Frank Krauss übersetzt die Heilige Schrift auf seinem Instagram-Kanal in die Sprache der Memes. Was dem Vikar vom Ammersee als Merkhilfe im Studium diente, erfreut inzwischen mehrere Hundert Follower.

Von Carolin Fries, Herrsching

Zu Noah auf der Arche fällt Frank Krauss spontan ein Bild des lächelnden Papstes Franziskus ein, daneben stellt er ein Bild eines zerzausten Jean-Paul Belmondo mit der Zeile: "Noah, nachdem er den Weinbau entdeckt". Die beiden Bilder postet der Herrschinger Vikar auf Instagram und schreibt dazu: "Coole Entdeckung, Noah." Aber doch kein Grund zum Koma-Saufen?!" 73 Follower drücken dafür auf "Gefällt mir" und schicken Krauss lachende Emojis.

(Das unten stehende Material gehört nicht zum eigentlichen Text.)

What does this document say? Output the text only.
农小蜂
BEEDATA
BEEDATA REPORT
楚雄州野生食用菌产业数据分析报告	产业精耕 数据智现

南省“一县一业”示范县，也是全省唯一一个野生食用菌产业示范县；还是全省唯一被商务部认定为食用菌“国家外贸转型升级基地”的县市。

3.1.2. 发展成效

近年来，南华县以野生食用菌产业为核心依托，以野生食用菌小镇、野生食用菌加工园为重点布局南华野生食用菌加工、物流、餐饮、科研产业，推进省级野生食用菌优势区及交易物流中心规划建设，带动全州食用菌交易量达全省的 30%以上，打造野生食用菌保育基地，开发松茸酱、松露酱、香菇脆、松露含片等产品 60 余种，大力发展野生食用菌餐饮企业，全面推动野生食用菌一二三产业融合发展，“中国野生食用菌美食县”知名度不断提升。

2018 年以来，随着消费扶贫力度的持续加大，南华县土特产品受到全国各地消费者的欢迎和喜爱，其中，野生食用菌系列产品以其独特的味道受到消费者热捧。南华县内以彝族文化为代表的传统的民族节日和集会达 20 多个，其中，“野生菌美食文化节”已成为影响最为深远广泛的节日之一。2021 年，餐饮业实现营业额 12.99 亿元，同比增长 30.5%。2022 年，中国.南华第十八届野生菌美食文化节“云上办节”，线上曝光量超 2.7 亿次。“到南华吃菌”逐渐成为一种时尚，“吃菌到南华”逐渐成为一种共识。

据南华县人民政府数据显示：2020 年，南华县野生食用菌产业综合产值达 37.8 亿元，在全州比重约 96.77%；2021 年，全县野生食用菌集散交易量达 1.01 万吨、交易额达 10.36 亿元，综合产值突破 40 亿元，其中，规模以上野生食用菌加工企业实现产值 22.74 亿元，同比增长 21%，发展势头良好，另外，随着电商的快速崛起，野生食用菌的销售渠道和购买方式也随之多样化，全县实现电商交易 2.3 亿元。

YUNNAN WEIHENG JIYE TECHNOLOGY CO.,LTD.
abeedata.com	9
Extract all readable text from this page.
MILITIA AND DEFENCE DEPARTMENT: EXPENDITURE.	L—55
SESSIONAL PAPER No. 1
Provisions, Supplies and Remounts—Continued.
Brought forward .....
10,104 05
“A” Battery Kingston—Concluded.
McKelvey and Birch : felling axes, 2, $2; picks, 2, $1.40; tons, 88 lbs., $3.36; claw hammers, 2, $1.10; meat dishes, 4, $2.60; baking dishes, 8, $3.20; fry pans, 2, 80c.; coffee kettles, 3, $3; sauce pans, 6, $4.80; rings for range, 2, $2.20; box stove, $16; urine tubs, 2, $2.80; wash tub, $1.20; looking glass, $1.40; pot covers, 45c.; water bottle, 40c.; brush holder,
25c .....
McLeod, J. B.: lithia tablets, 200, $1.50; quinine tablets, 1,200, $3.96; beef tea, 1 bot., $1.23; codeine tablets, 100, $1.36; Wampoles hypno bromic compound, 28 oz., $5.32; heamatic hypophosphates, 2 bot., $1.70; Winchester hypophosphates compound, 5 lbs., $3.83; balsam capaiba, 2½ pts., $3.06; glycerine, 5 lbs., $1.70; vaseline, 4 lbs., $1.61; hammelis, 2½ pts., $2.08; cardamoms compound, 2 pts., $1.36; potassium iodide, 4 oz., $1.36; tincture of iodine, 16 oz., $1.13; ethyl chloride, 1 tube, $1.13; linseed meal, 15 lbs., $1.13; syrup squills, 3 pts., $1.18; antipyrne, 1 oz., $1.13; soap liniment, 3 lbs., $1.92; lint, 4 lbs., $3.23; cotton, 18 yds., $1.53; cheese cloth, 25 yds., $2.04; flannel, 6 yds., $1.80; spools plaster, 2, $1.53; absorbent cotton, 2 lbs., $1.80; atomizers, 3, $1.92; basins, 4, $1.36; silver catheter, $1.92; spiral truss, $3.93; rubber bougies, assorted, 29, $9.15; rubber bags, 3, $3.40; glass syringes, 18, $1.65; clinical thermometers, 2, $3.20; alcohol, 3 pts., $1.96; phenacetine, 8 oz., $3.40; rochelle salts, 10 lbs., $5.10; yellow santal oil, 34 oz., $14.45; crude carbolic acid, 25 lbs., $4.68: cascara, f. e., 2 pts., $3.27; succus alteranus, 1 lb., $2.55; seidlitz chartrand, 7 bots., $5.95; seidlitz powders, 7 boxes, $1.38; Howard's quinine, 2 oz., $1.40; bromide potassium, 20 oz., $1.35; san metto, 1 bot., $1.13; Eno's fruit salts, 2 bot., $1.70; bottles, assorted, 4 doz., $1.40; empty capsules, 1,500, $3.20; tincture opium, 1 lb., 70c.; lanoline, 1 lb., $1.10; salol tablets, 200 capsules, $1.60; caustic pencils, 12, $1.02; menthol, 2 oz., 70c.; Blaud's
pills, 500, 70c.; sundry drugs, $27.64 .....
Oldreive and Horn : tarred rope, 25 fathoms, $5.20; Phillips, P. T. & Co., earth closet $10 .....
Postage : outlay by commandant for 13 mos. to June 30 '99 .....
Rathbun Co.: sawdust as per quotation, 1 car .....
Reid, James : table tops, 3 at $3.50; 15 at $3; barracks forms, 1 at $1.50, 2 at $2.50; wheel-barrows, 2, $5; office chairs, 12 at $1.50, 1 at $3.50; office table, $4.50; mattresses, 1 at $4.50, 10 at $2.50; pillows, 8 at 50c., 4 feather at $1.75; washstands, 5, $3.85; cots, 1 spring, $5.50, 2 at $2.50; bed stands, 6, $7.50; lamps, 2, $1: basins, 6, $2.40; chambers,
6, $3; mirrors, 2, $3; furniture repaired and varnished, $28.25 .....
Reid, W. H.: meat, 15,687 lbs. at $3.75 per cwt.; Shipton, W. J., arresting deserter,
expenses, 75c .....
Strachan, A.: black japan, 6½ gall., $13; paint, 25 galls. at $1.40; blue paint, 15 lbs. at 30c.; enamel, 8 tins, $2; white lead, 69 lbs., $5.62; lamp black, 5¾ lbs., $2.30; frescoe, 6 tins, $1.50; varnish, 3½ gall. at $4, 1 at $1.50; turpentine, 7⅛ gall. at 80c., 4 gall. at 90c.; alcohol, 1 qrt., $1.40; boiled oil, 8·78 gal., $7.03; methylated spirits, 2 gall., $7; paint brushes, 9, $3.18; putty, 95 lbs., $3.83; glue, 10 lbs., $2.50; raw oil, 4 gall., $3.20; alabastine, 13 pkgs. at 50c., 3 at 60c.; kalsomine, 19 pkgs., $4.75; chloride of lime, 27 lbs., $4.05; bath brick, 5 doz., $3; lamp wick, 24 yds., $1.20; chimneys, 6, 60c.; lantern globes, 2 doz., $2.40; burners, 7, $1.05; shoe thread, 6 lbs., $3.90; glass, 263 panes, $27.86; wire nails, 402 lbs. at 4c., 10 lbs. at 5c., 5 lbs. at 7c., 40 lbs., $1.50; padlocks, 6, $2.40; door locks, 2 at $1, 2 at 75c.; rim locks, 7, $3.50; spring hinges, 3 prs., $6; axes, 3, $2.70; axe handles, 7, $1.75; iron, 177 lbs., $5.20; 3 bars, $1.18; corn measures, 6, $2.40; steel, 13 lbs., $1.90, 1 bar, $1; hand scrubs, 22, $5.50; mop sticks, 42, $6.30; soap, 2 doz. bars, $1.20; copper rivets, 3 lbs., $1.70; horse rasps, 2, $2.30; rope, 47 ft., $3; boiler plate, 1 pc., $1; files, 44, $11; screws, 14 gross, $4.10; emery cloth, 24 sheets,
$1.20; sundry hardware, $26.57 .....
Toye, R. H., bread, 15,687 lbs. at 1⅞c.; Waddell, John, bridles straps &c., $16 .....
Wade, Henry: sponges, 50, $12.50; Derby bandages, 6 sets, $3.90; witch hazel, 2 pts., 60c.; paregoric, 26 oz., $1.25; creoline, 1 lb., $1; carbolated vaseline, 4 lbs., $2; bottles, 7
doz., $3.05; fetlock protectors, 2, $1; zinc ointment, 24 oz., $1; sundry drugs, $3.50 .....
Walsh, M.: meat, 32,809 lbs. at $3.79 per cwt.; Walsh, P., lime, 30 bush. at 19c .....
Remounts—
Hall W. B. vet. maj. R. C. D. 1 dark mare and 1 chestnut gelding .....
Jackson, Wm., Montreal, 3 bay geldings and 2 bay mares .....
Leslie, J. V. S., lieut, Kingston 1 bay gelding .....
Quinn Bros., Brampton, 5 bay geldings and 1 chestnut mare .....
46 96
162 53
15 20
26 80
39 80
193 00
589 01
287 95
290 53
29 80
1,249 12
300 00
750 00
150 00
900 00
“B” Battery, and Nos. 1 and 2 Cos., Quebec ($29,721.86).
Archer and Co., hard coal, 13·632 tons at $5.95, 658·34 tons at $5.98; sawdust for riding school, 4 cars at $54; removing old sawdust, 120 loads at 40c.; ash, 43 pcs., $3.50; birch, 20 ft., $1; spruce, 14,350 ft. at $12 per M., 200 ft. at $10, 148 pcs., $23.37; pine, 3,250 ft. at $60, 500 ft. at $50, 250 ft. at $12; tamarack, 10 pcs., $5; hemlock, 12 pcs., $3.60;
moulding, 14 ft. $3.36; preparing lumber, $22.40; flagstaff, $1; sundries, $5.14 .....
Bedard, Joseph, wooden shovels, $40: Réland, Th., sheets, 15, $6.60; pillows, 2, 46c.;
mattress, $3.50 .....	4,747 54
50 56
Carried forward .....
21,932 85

Der Nutzer "pfarrerundnerd" schreibt: "Made my morning." Und "pfarrerjohannesherold kommentiert Krauss' bildliche Interpretation der Bibel Stelle aus dem Buch Genesis 9, 18 bis 28: "Die Bibel ist da mal wieder sehr realistisch! Wer gesehen hat, was Noah gesehen hat, kann fast nur noch in den Drogenrausch flüchten."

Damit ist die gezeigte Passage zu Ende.